Exhibit 5.1

June 14, 2022

Hannon Armstrong Sustainable Infrastructure Capital, Inc.

One Park Place, Suite 200

Annapolis, MD 21401

Ladies and Gentlemen:

We have acted as counsel to Hannon Armstrong Sustainable Infrastructure Capital, Inc. (the “Company”) in connection with a registration statement on Form S-3 (the “Registration Statement”) under the Securities Act of 1933, as amended (the “Securities Act”), relating to the sale from time to time by certain selling stockholders of shares (the “Shares”) of common stock, par value $0.01 per share, of the Company (the “Common Stock”) issuable from time to time upon exchange of up to $200 million aggregate principal amount of 0.00% Green Exchangeable Senior Notes due 2025 (the “Notes”) that were issued on April 13, 2022 by HAT Holdings I LLC, a Maryland limited liability company (“HAT I”), and HAT Holdings II LLC, a Maryland limited liability company (“HAT II”, and together with HAT I, the “Issuers”), pursuant to an indenture, dated as of April 13, 2022 (the “Base Indenture”), between the Issuers and the Company, Hannon Armstrong Sustainable Infrastructure, L.P., a Delaware limited partnership (the “Operating Partnership”) and Hannon Armstrong Capital, LLC, a Maryland limited liability company (“HAC,” and collectively with the Company and the Operating Partnership, the “Guarantors”), as guarantors, and U.S. Bank Trust Company, National Association, as trustee (the “Trustee”), as supplemented by a supplemental indenture, dated as of April 13, 2022, between the Issuers, the Guarantors and the Trustee (the “Supplemental Indenture” and, together with the Base Indenture, the “Indenture”).

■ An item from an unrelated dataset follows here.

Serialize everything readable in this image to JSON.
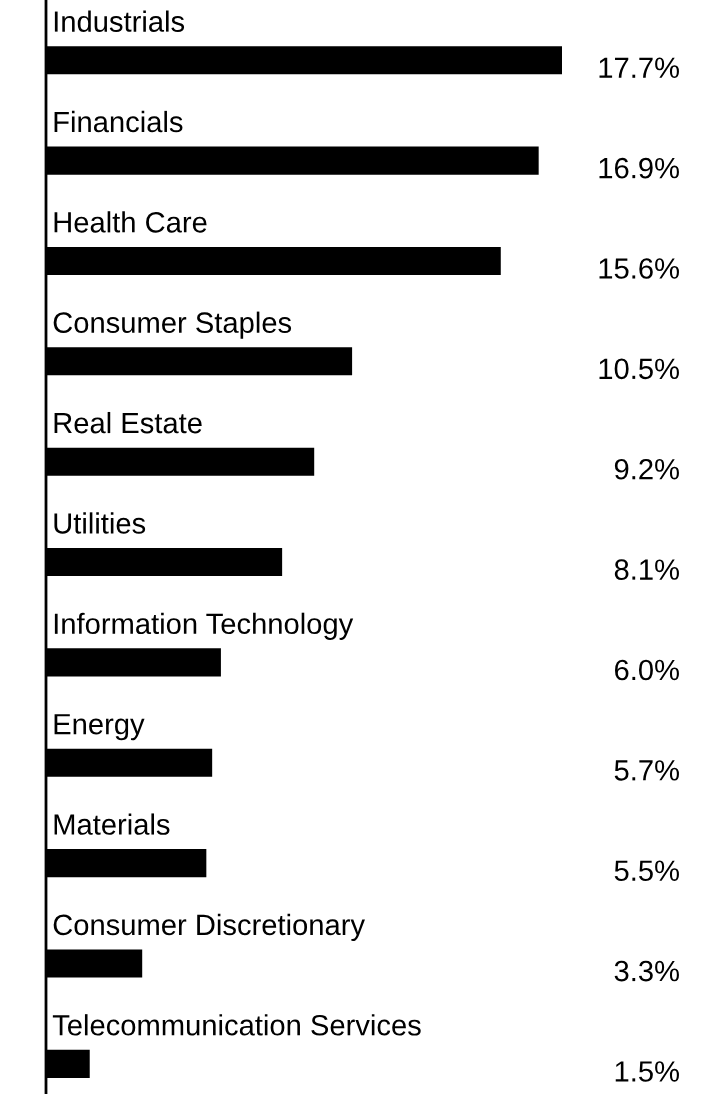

In rendering the opinion expressed below, we have examined and relied upon originals or copies, certified or otherwise identified to our satisfaction, of such corporate records, documents, certificates and other instruments as in our judgment are necessary or appropriate. In examining all such documents, we have assumed the genuineness of all signatures, the legal capacity of all natural persons, the authenticity of all documents submitted to us purporting to be originals, and the conformity to the respective originals of all documents submitted to us as certified, telecopied, photostatic or reproduced copies or in portable document format. As to certain factual matters relevant to the opinion set forth below, we have, with your permission, relied upon certificates of officers of the Company and public officials.

Based on the foregoing, and such other examination of law and fact as we have deemed necessary, we are of the opinion that, following the issuance of the Shares upon exchange of the Notes in accordance with the the terms of the Notes and the Indenture, the Shares will be legally issued, fully paid, and nonassessable.

The foregoing opinion is based as to matters of law solely on the applicable provisions of the General Corporation Law of the State of Maryland, as currently in effect. We express no opinion as to other laws, statutes, ordinances, rules or regulations and we assume no responsibility for the applicability or effect of such laws, statutes, ordinances, rules or regulations of any other jurisdiction.

This letter has been prepared for your use in connection with the Registration Statement and is based upon the law as in effect and the facts known to us on the date hereof. We have not undertaken to advise you of any subsequent changes in the law or of any facts that hereafter may come to our attention.

We hereby consent to the filing of this opinion with the Securities and Exchange Commission (the “SEC”) as Exhibit 5.1 to the Registration Statement and to the reference to us under the caption “Legal Matters” in the prospectus which is a part of the Registration Statement. In giving such consent, we do not thereby admit that we are within the category of persons whose consent is required under Section 7 of the Securities Act or the rules and regulations of the SEC thereunder.